We received a $2 million dollar grant from the Bezos Foundation to continue this work so I’m really excited to get more exposure on how we can improve our understanding of using LLMs in food.

I think we are scratching the surface on how this technology will affect food companies. I also believe there will be a lot of bad tools made by non-food industry firms out in the market that will put a stain on using this technology. It always happens that way.

What’s the biggest disconnect between how founders imagine food innovation and how it really plays out?

I think there’s an overall huge disconnect in how people think food is made versus how it actually is. Our perception of scaling that comes from software has really warped our hopes and dreams that a food company will scale like a tech company. This was probably the biggest flaw in what we dub as “food tech” (basically a food company that can raise at tech valuations).

I lived through this working at Motif Foodworks, which raised $345 million dollars and suffered an ill fate. However, it was more-so a biotech company in which money like that is lost all the time. But the same thing happens: money is raised, hubris kicks in, and things get wild, then get very painful.

One of the core lessons I learned is complexity tends to bite you in the ass. Anything complex about a food product will exponentiate in cost and time as you scale. It’s important to be flexible when it comes to simplifying your product, but it’s a hard decision whether to keep or remove those complexities. 
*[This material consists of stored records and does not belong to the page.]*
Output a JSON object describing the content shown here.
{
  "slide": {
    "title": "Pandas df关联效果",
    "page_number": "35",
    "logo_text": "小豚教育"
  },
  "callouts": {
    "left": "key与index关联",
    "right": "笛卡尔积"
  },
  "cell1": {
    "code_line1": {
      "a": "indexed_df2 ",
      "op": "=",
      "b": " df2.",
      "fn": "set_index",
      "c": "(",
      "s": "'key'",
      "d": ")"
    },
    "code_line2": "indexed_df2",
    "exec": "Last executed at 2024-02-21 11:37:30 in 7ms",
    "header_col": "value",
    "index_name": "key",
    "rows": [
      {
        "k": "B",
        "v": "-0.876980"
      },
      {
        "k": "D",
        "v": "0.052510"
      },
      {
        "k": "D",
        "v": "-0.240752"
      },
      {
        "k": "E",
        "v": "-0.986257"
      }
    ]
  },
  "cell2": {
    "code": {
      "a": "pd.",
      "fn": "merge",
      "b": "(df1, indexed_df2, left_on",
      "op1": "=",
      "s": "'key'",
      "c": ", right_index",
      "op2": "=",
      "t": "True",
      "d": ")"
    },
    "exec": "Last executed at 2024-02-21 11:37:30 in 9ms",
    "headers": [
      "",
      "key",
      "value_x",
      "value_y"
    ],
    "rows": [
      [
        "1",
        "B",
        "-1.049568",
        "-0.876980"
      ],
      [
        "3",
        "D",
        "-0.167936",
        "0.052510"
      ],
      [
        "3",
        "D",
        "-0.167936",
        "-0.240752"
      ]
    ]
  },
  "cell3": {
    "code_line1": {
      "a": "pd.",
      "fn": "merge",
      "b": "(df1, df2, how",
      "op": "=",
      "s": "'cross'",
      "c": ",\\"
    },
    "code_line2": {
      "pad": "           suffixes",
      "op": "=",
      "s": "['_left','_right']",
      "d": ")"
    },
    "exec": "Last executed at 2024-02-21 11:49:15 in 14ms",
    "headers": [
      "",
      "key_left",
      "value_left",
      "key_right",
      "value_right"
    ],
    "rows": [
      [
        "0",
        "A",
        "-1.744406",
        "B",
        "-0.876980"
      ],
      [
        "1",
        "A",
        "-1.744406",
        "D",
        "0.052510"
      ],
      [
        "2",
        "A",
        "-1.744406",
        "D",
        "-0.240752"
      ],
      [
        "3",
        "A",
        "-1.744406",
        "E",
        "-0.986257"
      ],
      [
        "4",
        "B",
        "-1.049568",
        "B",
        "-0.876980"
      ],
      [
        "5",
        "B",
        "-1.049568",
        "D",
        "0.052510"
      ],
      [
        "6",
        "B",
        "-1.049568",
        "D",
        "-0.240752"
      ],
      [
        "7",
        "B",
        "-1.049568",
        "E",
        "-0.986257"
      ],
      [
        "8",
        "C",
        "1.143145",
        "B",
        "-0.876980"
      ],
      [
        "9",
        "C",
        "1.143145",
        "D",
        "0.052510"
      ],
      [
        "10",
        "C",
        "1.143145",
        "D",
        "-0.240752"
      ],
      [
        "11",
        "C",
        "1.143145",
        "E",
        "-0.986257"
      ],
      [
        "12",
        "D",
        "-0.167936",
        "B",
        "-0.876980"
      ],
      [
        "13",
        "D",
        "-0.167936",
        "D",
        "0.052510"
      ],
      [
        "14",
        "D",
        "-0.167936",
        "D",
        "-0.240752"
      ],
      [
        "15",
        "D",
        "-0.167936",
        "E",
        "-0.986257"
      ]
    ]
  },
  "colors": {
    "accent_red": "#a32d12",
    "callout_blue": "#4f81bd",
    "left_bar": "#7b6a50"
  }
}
Food has always struggled with the traditional and the technological. I always recommend to think simple first, and then maybe evolve as you build it. But if complexity is your secret sauce, you better figure out every way for it not to screw you in the future.

Which emerging tech is ready for CPG to use today?

You’d be surprised how low-tech most CPG companies are. It’s a low-margin business that makes technology less of an importance than you think. A lot of companies I work with don’t even use Excel correctly. There’s just too many things that a food entrepreneur has to worry about besides technology.

I would only consider software or tools when you start to hire employees. I don’t like recommending tools because each fits a specific use-case. Currently, the only AI tool I would recommend is ChatGPT (the $20 dollar version).

Any food+bev CPG companies you see using tech the right way as part of their process?

In the CPG industry, not really. Everyone big is worried about tariffs and GLP-1, and everyone small is worried about getting bullied by their retail distributors.

However, I think those that focus on more boring parts of the food industry are using AI a bit more effectively. For example, food safety and regulatory, which has a lot of firm rules and very concise data, are testing using LLMs in really creative ways, from devising concise SOPs to crunching the numbers on microbe counts.

If you were launching a food brand today, how would you bake in technology from day one?

In my opinion, the only way someone is going to succeed with technology, and specifically AI, is that the technology has to produce a noticeable and successful output, which causes other people to hack and solve how they did it. Eventually, they will find an AI program with the same capability.

We see this playbook all the time in the ingredients industry: there is a viral product (like allulose or epogee), food scientists do their reverse engineering bit, and learn the product is successful because a certain ingredient is used in a unique way.

I think the same will be for AI tools, but it will be difficult to find a direct correlation between a startup’s success and a certain AI tool. I don’t think it will be product-specific, I think it will be based on the outputs of successful products at a speed we would find impossible.

So launching a food brand today, I would focus on how you get as fast an output as possible using technology and test, test, test.

Adam Yee is a food scientist, serial entrepreneur, and podcaster. From 4 a.m. shifts in a granola bar factory to founding venture-backed startups like Better Meat Co. and Sobo Foods, he now leads Umai Works and helps turn big food ideas into real products.